Let’s end this overview with the Australian pavilion, which is similar to the Lithuanian in that it valorises soundtrack and is filled with energy. Designed by Angelica Mesiti (born in 1976), it welcomes the public into a circle: visitors gather round to watch on giant screens how the artist gives life to architectures of power and decision-making, namely a parliament where major legislative decisions are taken which directly affect the lives of citizens. The scenes filmed show protagonists – performers, dancers and musicians – poetically and happily occupying these spaces. This enlivening of places that are usually solemn and muted restores their democratic essence.

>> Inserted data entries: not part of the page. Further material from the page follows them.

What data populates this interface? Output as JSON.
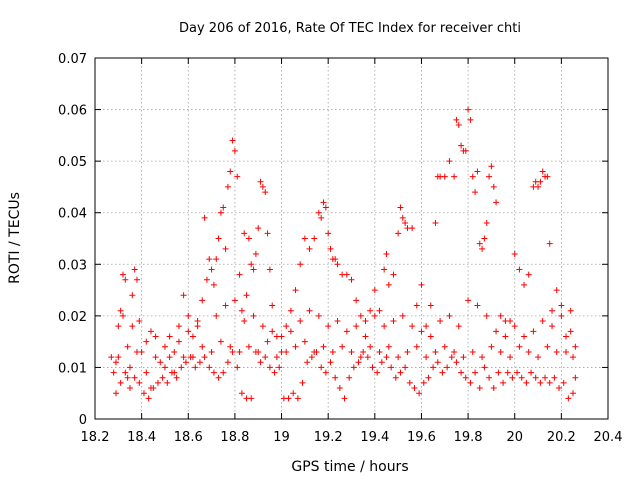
{
  "chart_data": {
    "type": "scatter",
    "title": "Day 206 of 2016, Rate Of TEC Index for receiver chti",
    "xlabel": "GPS time / hours",
    "ylabel": "ROTI / TECUs",
    "xlim": [
      18.2,
      20.4
    ],
    "ylim": [
      0,
      0.07
    ],
    "x_ticks": [
      18.2,
      18.4,
      18.6,
      18.8,
      19.0,
      19.2,
      19.4,
      19.6,
      19.8,
      20.0,
      20.2,
      20.4
    ],
    "x_tick_labels": [
      "18.2",
      "18.4",
      "18.6",
      "18.8",
      "19",
      "19.2",
      "19.4",
      "19.6",
      "19.8",
      "20",
      "20.2",
      "20.4"
    ],
    "y_ticks": [
      0,
      0.01,
      0.02,
      0.03,
      0.04,
      0.05,
      0.06,
      0.07
    ],
    "y_tick_labels": [
      "0",
      "0.01",
      "0.02",
      "0.03",
      "0.04",
      "0.05",
      "0.06",
      "0.07"
    ],
    "grid": true,
    "marker": "plus",
    "color": "#ff0000",
    "series_name": "ROTI",
    "x_range_data": [
      18.27,
      20.26
    ],
    "points": [
      [
        18.27,
        0.012
      ],
      [
        18.28,
        0.009
      ],
      [
        18.29,
        0.011
      ],
      [
        18.3,
        0.018
      ],
      [
        18.31,
        0.021
      ],
      [
        18.32,
        0.028
      ],
      [
        18.33,
        0.027
      ],
      [
        18.34,
        0.008
      ],
      [
        18.35,
        0.01
      ],
      [
        18.36,
        0.024
      ],
      [
        18.37,
        0.029
      ],
      [
        18.38,
        0.027
      ],
      [
        18.39,
        0.019
      ],
      [
        18.4,
        0.013
      ],
      [
        18.42,
        0.009
      ],
      [
        18.44,
        0.006
      ],
      [
        18.46,
        0.016
      ],
      [
        18.48,
        0.011
      ],
      [
        18.5,
        0.01
      ],
      [
        18.52,
        0.012
      ],
      [
        18.54,
        0.009
      ],
      [
        18.56,
        0.015
      ],
      [
        18.58,
        0.024
      ],
      [
        18.6,
        0.02
      ],
      [
        18.62,
        0.012
      ],
      [
        18.64,
        0.018
      ],
      [
        18.66,
        0.023
      ],
      [
        18.67,
        0.039
      ],
      [
        18.68,
        0.027
      ],
      [
        18.69,
        0.031
      ],
      [
        18.7,
        0.029
      ],
      [
        18.71,
        0.026
      ],
      [
        18.72,
        0.031
      ],
      [
        18.73,
        0.035
      ],
      [
        18.74,
        0.04
      ],
      [
        18.75,
        0.041
      ],
      [
        18.76,
        0.033
      ],
      [
        18.77,
        0.045
      ],
      [
        18.78,
        0.048
      ],
      [
        18.79,
        0.054
      ],
      [
        18.8,
        0.052
      ],
      [
        18.81,
        0.047
      ],
      [
        18.82,
        0.028
      ],
      [
        18.83,
        0.021
      ],
      [
        18.84,
        0.036
      ],
      [
        18.85,
        0.024
      ],
      [
        18.86,
        0.035
      ],
      [
        18.87,
        0.03
      ],
      [
        18.88,
        0.029
      ],
      [
        18.89,
        0.032
      ],
      [
        18.9,
        0.037
      ],
      [
        18.91,
        0.046
      ],
      [
        18.92,
        0.045
      ],
      [
        18.93,
        0.044
      ],
      [
        18.94,
        0.036
      ],
      [
        18.95,
        0.029
      ],
      [
        18.96,
        0.022
      ],
      [
        18.98,
        0.016
      ],
      [
        19.0,
        0.013
      ],
      [
        19.02,
        0.018
      ],
      [
        19.04,
        0.021
      ],
      [
        19.06,
        0.025
      ],
      [
        19.08,
        0.03
      ],
      [
        19.1,
        0.035
      ],
      [
        19.12,
        0.033
      ],
      [
        19.14,
        0.035
      ],
      [
        19.16,
        0.04
      ],
      [
        19.17,
        0.039
      ],
      [
        19.18,
        0.042
      ],
      [
        19.19,
        0.041
      ],
      [
        19.2,
        0.036
      ],
      [
        19.21,
        0.033
      ],
      [
        19.22,
        0.031
      ],
      [
        19.23,
        0.031
      ],
      [
        19.24,
        0.03
      ],
      [
        19.26,
        0.028
      ],
      [
        19.28,
        0.028
      ],
      [
        19.3,
        0.027
      ],
      [
        19.32,
        0.023
      ],
      [
        19.34,
        0.02
      ],
      [
        19.36,
        0.016
      ],
      [
        19.38,
        0.021
      ],
      [
        19.4,
        0.025
      ],
      [
        19.42,
        0.021
      ],
      [
        19.44,
        0.029
      ],
      [
        19.45,
        0.032
      ],
      [
        19.46,
        0.026
      ],
      [
        19.48,
        0.028
      ],
      [
        19.5,
        0.036
      ],
      [
        19.51,
        0.041
      ],
      [
        19.52,
        0.039
      ],
      [
        19.53,
        0.038
      ],
      [
        19.54,
        0.037
      ],
      [
        19.56,
        0.037
      ],
      [
        19.58,
        0.022
      ],
      [
        19.6,
        0.026
      ],
      [
        19.62,
        0.018
      ],
      [
        19.64,
        0.022
      ],
      [
        19.66,
        0.038
      ],
      [
        19.67,
        0.047
      ],
      [
        19.68,
        0.047
      ],
      [
        19.7,
        0.047
      ],
      [
        19.72,
        0.05
      ],
      [
        19.74,
        0.047
      ],
      [
        19.75,
        0.058
      ],
      [
        19.76,
        0.057
      ],
      [
        19.77,
        0.053
      ],
      [
        19.78,
        0.052
      ],
      [
        19.79,
        0.052
      ],
      [
        19.8,
        0.06
      ],
      [
        19.81,
        0.058
      ],
      [
        19.82,
        0.047
      ],
      [
        19.83,
        0.044
      ],
      [
        19.84,
        0.048
      ],
      [
        19.85,
        0.034
      ],
      [
        19.86,
        0.033
      ],
      [
        19.87,
        0.035
      ],
      [
        19.88,
        0.038
      ],
      [
        19.89,
        0.047
      ],
      [
        19.9,
        0.049
      ],
      [
        19.91,
        0.045
      ],
      [
        19.92,
        0.042
      ],
      [
        19.94,
        0.02
      ],
      [
        19.96,
        0.019
      ],
      [
        19.98,
        0.019
      ],
      [
        20.0,
        0.032
      ],
      [
        20.02,
        0.029
      ],
      [
        20.04,
        0.026
      ],
      [
        20.06,
        0.028
      ],
      [
        20.08,
        0.045
      ],
      [
        20.09,
        0.046
      ],
      [
        20.1,
        0.045
      ],
      [
        20.11,
        0.046
      ],
      [
        20.12,
        0.048
      ],
      [
        20.13,
        0.047
      ],
      [
        20.14,
        0.047
      ],
      [
        20.15,
        0.034
      ],
      [
        20.16,
        0.021
      ],
      [
        20.18,
        0.025
      ],
      [
        20.2,
        0.022
      ],
      [
        20.22,
        0.016
      ],
      [
        20.24,
        0.021
      ],
      [
        20.25,
        0.012
      ],
      [
        20.26,
        0.008
      ],
      [
        18.29,
        0.005
      ],
      [
        18.31,
        0.007
      ],
      [
        18.33,
        0.009
      ],
      [
        18.35,
        0.006
      ],
      [
        18.37,
        0.008
      ],
      [
        18.39,
        0.007
      ],
      [
        18.41,
        0.005
      ],
      [
        18.43,
        0.004
      ],
      [
        18.45,
        0.006
      ],
      [
        18.47,
        0.007
      ],
      [
        18.49,
        0.008
      ],
      [
        18.51,
        0.007
      ],
      [
        18.53,
        0.009
      ],
      [
        18.55,
        0.008
      ],
      [
        18.57,
        0.01
      ],
      [
        18.59,
        0.011
      ],
      [
        18.61,
        0.012
      ],
      [
        18.63,
        0.01
      ],
      [
        18.65,
        0.011
      ],
      [
        18.67,
        0.012
      ],
      [
        18.69,
        0.01
      ],
      [
        18.71,
        0.009
      ],
      [
        18.73,
        0.008
      ],
      [
        18.75,
        0.009
      ],
      [
        18.77,
        0.011
      ],
      [
        18.79,
        0.013
      ],
      [
        18.81,
        0.01
      ],
      [
        18.83,
        0.005
      ],
      [
        18.85,
        0.004
      ],
      [
        18.87,
        0.004
      ],
      [
        18.89,
        0.013
      ],
      [
        18.91,
        0.011
      ],
      [
        18.93,
        0.012
      ],
      [
        18.95,
        0.01
      ],
      [
        18.97,
        0.009
      ],
      [
        18.99,
        0.01
      ],
      [
        19.01,
        0.004
      ],
      [
        19.03,
        0.004
      ],
      [
        19.05,
        0.005
      ],
      [
        19.07,
        0.004
      ],
      [
        19.09,
        0.007
      ],
      [
        19.11,
        0.011
      ],
      [
        19.13,
        0.012
      ],
      [
        19.15,
        0.013
      ],
      [
        19.17,
        0.01
      ],
      [
        19.19,
        0.009
      ],
      [
        19.21,
        0.011
      ],
      [
        19.23,
        0.008
      ],
      [
        19.25,
        0.006
      ],
      [
        19.27,
        0.004
      ],
      [
        19.29,
        0.008
      ],
      [
        19.31,
        0.01
      ],
      [
        19.33,
        0.011
      ],
      [
        19.35,
        0.013
      ],
      [
        19.37,
        0.012
      ],
      [
        19.39,
        0.01
      ],
      [
        19.41,
        0.009
      ],
      [
        19.43,
        0.011
      ],
      [
        19.45,
        0.012
      ],
      [
        19.47,
        0.01
      ],
      [
        19.49,
        0.008
      ],
      [
        19.51,
        0.009
      ],
      [
        19.53,
        0.01
      ],
      [
        19.55,
        0.007
      ],
      [
        19.57,
        0.006
      ],
      [
        19.59,
        0.005
      ],
      [
        19.61,
        0.007
      ],
      [
        19.63,
        0.008
      ],
      [
        19.65,
        0.01
      ],
      [
        19.67,
        0.011
      ],
      [
        19.69,
        0.009
      ],
      [
        19.71,
        0.01
      ],
      [
        19.73,
        0.012
      ],
      [
        19.75,
        0.011
      ],
      [
        19.77,
        0.009
      ],
      [
        19.79,
        0.008
      ],
      [
        19.81,
        0.007
      ],
      [
        19.83,
        0.009
      ],
      [
        19.85,
        0.006
      ],
      [
        19.87,
        0.01
      ],
      [
        19.89,
        0.008
      ],
      [
        19.91,
        0.006
      ],
      [
        19.93,
        0.009
      ],
      [
        19.95,
        0.007
      ],
      [
        19.97,
        0.009
      ],
      [
        19.99,
        0.008
      ],
      [
        20.01,
        0.009
      ],
      [
        20.03,
        0.008
      ],
      [
        20.05,
        0.007
      ],
      [
        20.07,
        0.009
      ],
      [
        20.09,
        0.008
      ],
      [
        20.11,
        0.007
      ],
      [
        20.13,
        0.008
      ],
      [
        20.15,
        0.007
      ],
      [
        20.17,
        0.008
      ],
      [
        20.19,
        0.006
      ],
      [
        20.21,
        0.007
      ],
      [
        20.23,
        0.004
      ],
      [
        20.25,
        0.005
      ],
      [
        18.3,
        0.012
      ],
      [
        18.34,
        0.014
      ],
      [
        18.38,
        0.013
      ],
      [
        18.42,
        0.015
      ],
      [
        18.46,
        0.012
      ],
      [
        18.5,
        0.014
      ],
      [
        18.54,
        0.013
      ],
      [
        18.58,
        0.012
      ],
      [
        18.62,
        0.016
      ],
      [
        18.66,
        0.014
      ],
      [
        18.7,
        0.013
      ],
      [
        18.74,
        0.015
      ],
      [
        18.78,
        0.014
      ],
      [
        18.82,
        0.013
      ],
      [
        18.86,
        0.014
      ],
      [
        18.9,
        0.013
      ],
      [
        18.94,
        0.015
      ],
      [
        18.98,
        0.012
      ],
      [
        19.02,
        0.013
      ],
      [
        19.06,
        0.014
      ],
      [
        19.1,
        0.015
      ],
      [
        19.14,
        0.013
      ],
      [
        19.18,
        0.014
      ],
      [
        19.22,
        0.013
      ],
      [
        19.26,
        0.014
      ],
      [
        19.3,
        0.013
      ],
      [
        19.34,
        0.012
      ],
      [
        19.38,
        0.014
      ],
      [
        19.42,
        0.013
      ],
      [
        19.46,
        0.014
      ],
      [
        19.5,
        0.012
      ],
      [
        19.54,
        0.013
      ],
      [
        19.58,
        0.014
      ],
      [
        19.62,
        0.012
      ],
      [
        19.66,
        0.013
      ],
      [
        19.7,
        0.014
      ],
      [
        19.74,
        0.013
      ],
      [
        19.78,
        0.012
      ],
      [
        19.82,
        0.013
      ],
      [
        19.86,
        0.012
      ],
      [
        19.9,
        0.014
      ],
      [
        19.94,
        0.013
      ],
      [
        19.98,
        0.012
      ],
      [
        20.02,
        0.014
      ],
      [
        20.06,
        0.013
      ],
      [
        20.1,
        0.012
      ],
      [
        20.14,
        0.014
      ],
      [
        20.18,
        0.013
      ],
      [
        20.22,
        0.013
      ],
      [
        20.26,
        0.014
      ],
      [
        18.32,
        0.02
      ],
      [
        18.36,
        0.018
      ],
      [
        18.44,
        0.017
      ],
      [
        18.52,
        0.016
      ],
      [
        18.56,
        0.018
      ],
      [
        18.6,
        0.017
      ],
      [
        18.64,
        0.019
      ],
      [
        18.72,
        0.02
      ],
      [
        18.76,
        0.022
      ],
      [
        18.8,
        0.023
      ],
      [
        18.84,
        0.019
      ],
      [
        18.88,
        0.02
      ],
      [
        18.92,
        0.018
      ],
      [
        18.96,
        0.017
      ],
      [
        19.0,
        0.016
      ],
      [
        19.04,
        0.017
      ],
      [
        19.08,
        0.019
      ],
      [
        19.12,
        0.021
      ],
      [
        19.16,
        0.02
      ],
      [
        19.2,
        0.018
      ],
      [
        19.24,
        0.019
      ],
      [
        19.28,
        0.017
      ],
      [
        19.32,
        0.018
      ],
      [
        19.36,
        0.019
      ],
      [
        19.4,
        0.02
      ],
      [
        19.44,
        0.018
      ],
      [
        19.48,
        0.019
      ],
      [
        19.52,
        0.02
      ],
      [
        19.56,
        0.018
      ],
      [
        19.6,
        0.017
      ],
      [
        19.64,
        0.016
      ],
      [
        19.68,
        0.019
      ],
      [
        19.72,
        0.02
      ],
      [
        19.76,
        0.018
      ],
      [
        19.8,
        0.023
      ],
      [
        19.84,
        0.022
      ],
      [
        19.88,
        0.02
      ],
      [
        19.92,
        0.017
      ],
      [
        19.96,
        0.016
      ],
      [
        20.0,
        0.018
      ],
      [
        20.04,
        0.016
      ],
      [
        20.08,
        0.017
      ],
      [
        20.12,
        0.019
      ],
      [
        20.16,
        0.018
      ],
      [
        20.2,
        0.02
      ],
      [
        20.24,
        0.017
      ]
    ]
  }
}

Angelica Mesiti, ASSEMBLY, 2019, production still, three-channel video installation, HD video projections, colour, six-channel mono sound, 25’, Australian Pavilion, Courtesy La Biennale di Venezia, © Photo: Magali Le Mens
This 2019 Biennale confirms that, when it is conscious and deliberate, the effort to achieve parity bears fruit: the international exhibition, which is half female, is an example that is unfortunately not very often followed by the national pavilions. It is to be hoped that this effort is not just a one-off action driven by the wishes expressed by the curator like the those he expressed about the announced climate warming. Regarding the artists operating through the prism of the impending ecological disaster, while all visitors are critical of the facts, little reflection is given to them with regard to their own behaviour in the context of the workings of this cultural event. Will those coming to the Biennale, regular users of airports, really have become more aware of the demaging effect of air travel and will they actually change their habits after seeing Y. Xiuzhen’s Trojan?
May You Live in Interesting Times, from 11 May to 24 November 2019 at the Giardini and Arsenale (Venice, Italy).